The Model Context Protocol (MCP) is an open-source standard designed to connect LLMs to data sources, developer tools, and external environments. MCP establishes a bidirectional communication channel between client applications (like Cursor, Claude Desktop, or custom agent systems) and servers hosting data or capabilities. Standardizing instructions via SKILL.md enables LLMs to query databases, read local files, execute terminal commands, and integrate third-party APIs. SkillMD allows you to find ready-to-run MCP servers and prompt instructions for various occupations and technical tasks.

The Structure of a Professional SKILL.md File

A valid SKILL.md configuration is designed to be easily read by humans and parsed by LLMs. It contains precise system instructions, trigger conditions, required parameters, and execution examples. Below is the typical architectural blueprint of a professional agent skill:

  • Metadata & Core Scope: Declares the name of the skill, author details, target models, and a description of the capability.
  • Triggers & Intent Detection: Details semantic triggers that help the agent decide when to invoke this skill.
  • System Prompts: Explicit system-level instructions that direct the agent's behavior, personality, safety guardrails, and formatting preferences.
  • Capabilities & Tools: Lists the files, databases, or APIs the agent must access to complete the tasks.
  • Few-Shot Examples: Demonstrates real inputs and outputs, helping the model generalize behavior through in-context learning.

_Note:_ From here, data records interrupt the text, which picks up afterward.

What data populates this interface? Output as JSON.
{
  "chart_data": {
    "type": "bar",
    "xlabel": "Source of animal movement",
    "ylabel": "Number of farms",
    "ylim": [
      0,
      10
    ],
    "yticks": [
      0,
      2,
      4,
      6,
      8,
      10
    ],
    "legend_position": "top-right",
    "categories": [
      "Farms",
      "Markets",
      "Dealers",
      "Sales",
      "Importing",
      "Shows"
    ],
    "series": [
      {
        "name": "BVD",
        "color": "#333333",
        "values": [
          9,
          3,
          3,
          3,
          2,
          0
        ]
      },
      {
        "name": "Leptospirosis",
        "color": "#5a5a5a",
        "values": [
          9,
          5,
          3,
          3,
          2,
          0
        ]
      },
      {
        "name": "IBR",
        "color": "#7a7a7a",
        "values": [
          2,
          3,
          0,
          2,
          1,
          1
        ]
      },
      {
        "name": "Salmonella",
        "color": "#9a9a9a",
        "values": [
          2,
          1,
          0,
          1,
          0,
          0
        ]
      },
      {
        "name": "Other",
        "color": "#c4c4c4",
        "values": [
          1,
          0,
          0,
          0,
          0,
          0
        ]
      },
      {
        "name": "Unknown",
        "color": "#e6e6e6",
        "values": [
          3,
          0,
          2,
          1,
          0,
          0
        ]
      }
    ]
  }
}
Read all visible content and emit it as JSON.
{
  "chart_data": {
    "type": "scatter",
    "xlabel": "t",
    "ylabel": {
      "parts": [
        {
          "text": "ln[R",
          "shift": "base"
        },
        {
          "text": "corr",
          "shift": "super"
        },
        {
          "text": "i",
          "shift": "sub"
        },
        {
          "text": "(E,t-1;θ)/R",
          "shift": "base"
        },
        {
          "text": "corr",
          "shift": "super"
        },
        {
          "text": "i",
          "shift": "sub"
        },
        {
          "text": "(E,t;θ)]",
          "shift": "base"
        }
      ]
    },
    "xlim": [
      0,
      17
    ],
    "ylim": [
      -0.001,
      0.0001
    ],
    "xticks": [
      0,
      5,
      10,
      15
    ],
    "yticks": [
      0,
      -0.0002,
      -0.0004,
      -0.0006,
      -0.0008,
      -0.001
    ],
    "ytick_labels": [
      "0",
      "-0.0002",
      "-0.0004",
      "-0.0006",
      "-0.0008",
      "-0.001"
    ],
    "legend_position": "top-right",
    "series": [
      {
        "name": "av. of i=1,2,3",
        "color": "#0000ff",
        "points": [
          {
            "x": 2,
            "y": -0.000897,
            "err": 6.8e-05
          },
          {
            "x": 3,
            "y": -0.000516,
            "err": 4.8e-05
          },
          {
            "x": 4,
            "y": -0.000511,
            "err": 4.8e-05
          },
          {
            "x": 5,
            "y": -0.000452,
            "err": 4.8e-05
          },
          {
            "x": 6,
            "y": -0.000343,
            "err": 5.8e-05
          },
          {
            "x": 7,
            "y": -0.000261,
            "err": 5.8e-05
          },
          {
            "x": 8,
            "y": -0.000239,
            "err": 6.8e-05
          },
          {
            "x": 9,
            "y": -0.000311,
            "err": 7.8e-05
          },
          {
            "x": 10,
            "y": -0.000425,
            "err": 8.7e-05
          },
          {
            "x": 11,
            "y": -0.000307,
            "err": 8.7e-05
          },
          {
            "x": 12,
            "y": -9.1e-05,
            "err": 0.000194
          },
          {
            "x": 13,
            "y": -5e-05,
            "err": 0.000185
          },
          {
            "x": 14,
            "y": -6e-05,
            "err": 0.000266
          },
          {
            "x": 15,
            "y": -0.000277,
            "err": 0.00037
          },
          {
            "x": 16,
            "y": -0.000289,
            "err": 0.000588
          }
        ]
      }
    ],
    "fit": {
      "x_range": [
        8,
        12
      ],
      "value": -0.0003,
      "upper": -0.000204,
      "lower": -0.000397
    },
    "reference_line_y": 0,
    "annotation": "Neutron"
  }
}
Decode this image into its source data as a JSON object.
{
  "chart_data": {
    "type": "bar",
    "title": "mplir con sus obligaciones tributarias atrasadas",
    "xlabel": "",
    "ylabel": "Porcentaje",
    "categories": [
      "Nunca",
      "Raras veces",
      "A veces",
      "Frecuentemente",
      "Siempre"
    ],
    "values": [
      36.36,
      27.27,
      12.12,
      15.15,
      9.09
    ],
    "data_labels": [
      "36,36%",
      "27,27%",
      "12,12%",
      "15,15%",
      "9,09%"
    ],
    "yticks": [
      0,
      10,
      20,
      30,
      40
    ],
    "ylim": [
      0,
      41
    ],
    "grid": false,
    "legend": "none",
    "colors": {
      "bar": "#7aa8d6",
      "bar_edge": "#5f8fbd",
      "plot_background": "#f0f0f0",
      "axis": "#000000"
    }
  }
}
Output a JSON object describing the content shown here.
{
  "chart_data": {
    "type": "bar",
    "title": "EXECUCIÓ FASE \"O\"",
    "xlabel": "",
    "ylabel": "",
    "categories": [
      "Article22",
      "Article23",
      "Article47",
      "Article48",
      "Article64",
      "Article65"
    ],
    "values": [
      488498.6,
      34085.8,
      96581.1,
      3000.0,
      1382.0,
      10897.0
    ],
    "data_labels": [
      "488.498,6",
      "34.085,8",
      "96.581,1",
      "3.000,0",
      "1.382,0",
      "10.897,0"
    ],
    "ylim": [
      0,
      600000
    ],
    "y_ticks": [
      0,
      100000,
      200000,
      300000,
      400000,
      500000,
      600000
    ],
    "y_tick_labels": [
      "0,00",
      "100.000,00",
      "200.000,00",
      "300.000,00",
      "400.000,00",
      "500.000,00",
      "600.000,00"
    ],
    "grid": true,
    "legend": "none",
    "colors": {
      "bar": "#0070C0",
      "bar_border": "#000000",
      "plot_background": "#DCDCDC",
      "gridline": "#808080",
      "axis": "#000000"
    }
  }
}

Optimizing Agent Workflows for Modern LLMs

Writing effective agent skills requires deep knowledge of prompt engineering. With the release of advanced reasoning models like Claude 3.5 Sonnet, ChatGPT o1, and DeepSeek-V3, prompt templates must focus on structured thinking. Developers are encouraged to use XML tags (e.g., <thought>, <context>, and <rules>) to isolate execution boundaries. Standardized prompts prevent agents from suffering from context drift, ensuring that long-running tasks remain aligned with the initial system parameters.

Exploring by SOC Occupations and Creator Profiles

What makes SkillMD unique is its taxonomy. Instead of simple text search, we parse and organize files according to the Standard Occupational Classification (SOC) system. This means you can discover skills written for Computer and Mathematical roles, Business and Financial operations, Legal, Design, and and Educational Instruction fields. By tracking creator profiles, developers can study how different teams organize their custom instructions, compare version updates, and fork public configs for specialized enterprise use cases.

SkillMD operates as a high-performance index running on a fast Go backend and a highly responsive Astro SSR frontend. All search queries execute in milliseconds, featuring smart debouncing to prevent multiple API requests while keeping user data secure. Join our community of developers to standardize your AI agent instructions and optimize your LLM prompting workflows today.

8 QUESTIONS

Frequently Asked Questions

A practical guide to agent skills: what they are, how to inspect them, and how SkillMD helps you explore the ecosystem.